Robots Lend an Ear to Search and Rescue Operations

Robots, like the one developed by Seoul National University, offer another tool in search and rescue operations. Sending a robot around a debris field instead of more humans reduces the risk of additional injuries. The robot can go out, find survivors, and notify first responders so that they can do much more targeted rescue operations.

3DAR-equipped robot, ready for a search and rescue mission. Image used courtesy of TechExplore

Challenges in Search and Rescue Operations

The olden days of marching armies of people through a disaster area in hopes of finding survivors are about over. The risk to the rescuers, trampling over debris, crossing unsteady piles of rubble, broken glass, and other such hazards, is a major consideration. There is also the risk that the weight of humans climbing over debris may injure people trapped underneath. Unfortunately, the dishonest few who show up as rescuers and loot the rubble are also an issue.

In some cases, infrared cameras are used to find survivors. Drones or helicopters scan a large area, looking for the heat signatures of humans after floods, tornadoes, hurricanes, and other such disasters. However, in the case of fires, earthquakes, explosions, and others, the signatures can be obscured or have false positives due to the heat signatures from fire. Smoke and dust can fool optical sensors as well.

What is 3DAR?

In certain situations, robots with optical sensors are limited in their search capabilities. Heavy smoke, dust, and challenging lighting conditions can hinder robotic search efforts. This is where Seoul National University turned to another robotic sense: the sense of sound.

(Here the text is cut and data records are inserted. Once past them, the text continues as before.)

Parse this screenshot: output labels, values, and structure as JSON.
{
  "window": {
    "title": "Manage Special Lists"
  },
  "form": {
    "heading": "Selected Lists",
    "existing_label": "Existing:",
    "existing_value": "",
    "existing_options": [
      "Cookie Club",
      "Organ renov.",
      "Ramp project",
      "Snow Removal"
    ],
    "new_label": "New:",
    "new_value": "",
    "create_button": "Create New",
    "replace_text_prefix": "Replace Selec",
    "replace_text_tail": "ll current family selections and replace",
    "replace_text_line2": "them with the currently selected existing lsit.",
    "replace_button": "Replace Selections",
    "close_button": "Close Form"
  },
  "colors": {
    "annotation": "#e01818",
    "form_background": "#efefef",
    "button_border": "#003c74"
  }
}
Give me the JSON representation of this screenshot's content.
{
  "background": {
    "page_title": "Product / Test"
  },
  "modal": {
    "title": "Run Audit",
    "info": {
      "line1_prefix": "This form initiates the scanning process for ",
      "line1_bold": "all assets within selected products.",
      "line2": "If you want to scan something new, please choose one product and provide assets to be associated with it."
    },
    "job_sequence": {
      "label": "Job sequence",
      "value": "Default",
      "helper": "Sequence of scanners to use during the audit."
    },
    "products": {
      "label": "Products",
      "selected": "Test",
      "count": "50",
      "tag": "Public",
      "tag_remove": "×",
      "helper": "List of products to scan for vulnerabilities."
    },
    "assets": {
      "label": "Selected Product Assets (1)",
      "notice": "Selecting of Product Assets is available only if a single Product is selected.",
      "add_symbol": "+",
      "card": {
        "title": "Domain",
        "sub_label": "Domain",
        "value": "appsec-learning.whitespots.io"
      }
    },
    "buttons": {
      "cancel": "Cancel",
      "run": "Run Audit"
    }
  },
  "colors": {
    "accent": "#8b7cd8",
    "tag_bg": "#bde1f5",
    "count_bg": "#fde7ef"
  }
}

The robot is equipped with a single microphone and onboard audio processing capabilities. A standard microphone by itself would not be terribly useful, as disaster areas are often quite noisy, with shouting, creaking of debris, fires, and other such noises. The real breakthrough was the development of a 3D auditory sensor, called 3-Dimensional Acoustic Ranging (3DAR), that can listen directionally and tune out distracting noises. This system is modeled after dolphins and uses a dual-frequency (audible and inaudible) sensor. Between the two frequency bands and the processing capabilities, the robot can hear in full surround-sound and create a 3D audio fingerprint of the area. From there, it can use phase cancellation routines to pinpoint the sounds of a human calling for help, breathing heavily, or other such distinct sounds.

3DAR relies on phase cancellation, beamforming enhancement to provide directionality, and a ranging function. Image used courtesy of TechExplore

Use Cases in Industry Outside of Search and Rescue

Search and rescue operations are just one little piece of 3DAR’s capability. On the manufacturing floor, humans must interact with robots on a regular basis. Also, robots must interact with other robots. In all of these cases, it can be difficult to stop a current action, press buttons on a robot, or make gestures at it to perform the next task. Instead, a robot with audio processing capabilities can hear commands from workers or other robots, much like a man asking his dog to fetch his slippers.

In the noisy bustle of a modern manufacturing plant, it can be hard to hear instructions, and a robot that can tune out the background noise and hear a command has a tremendous advantage.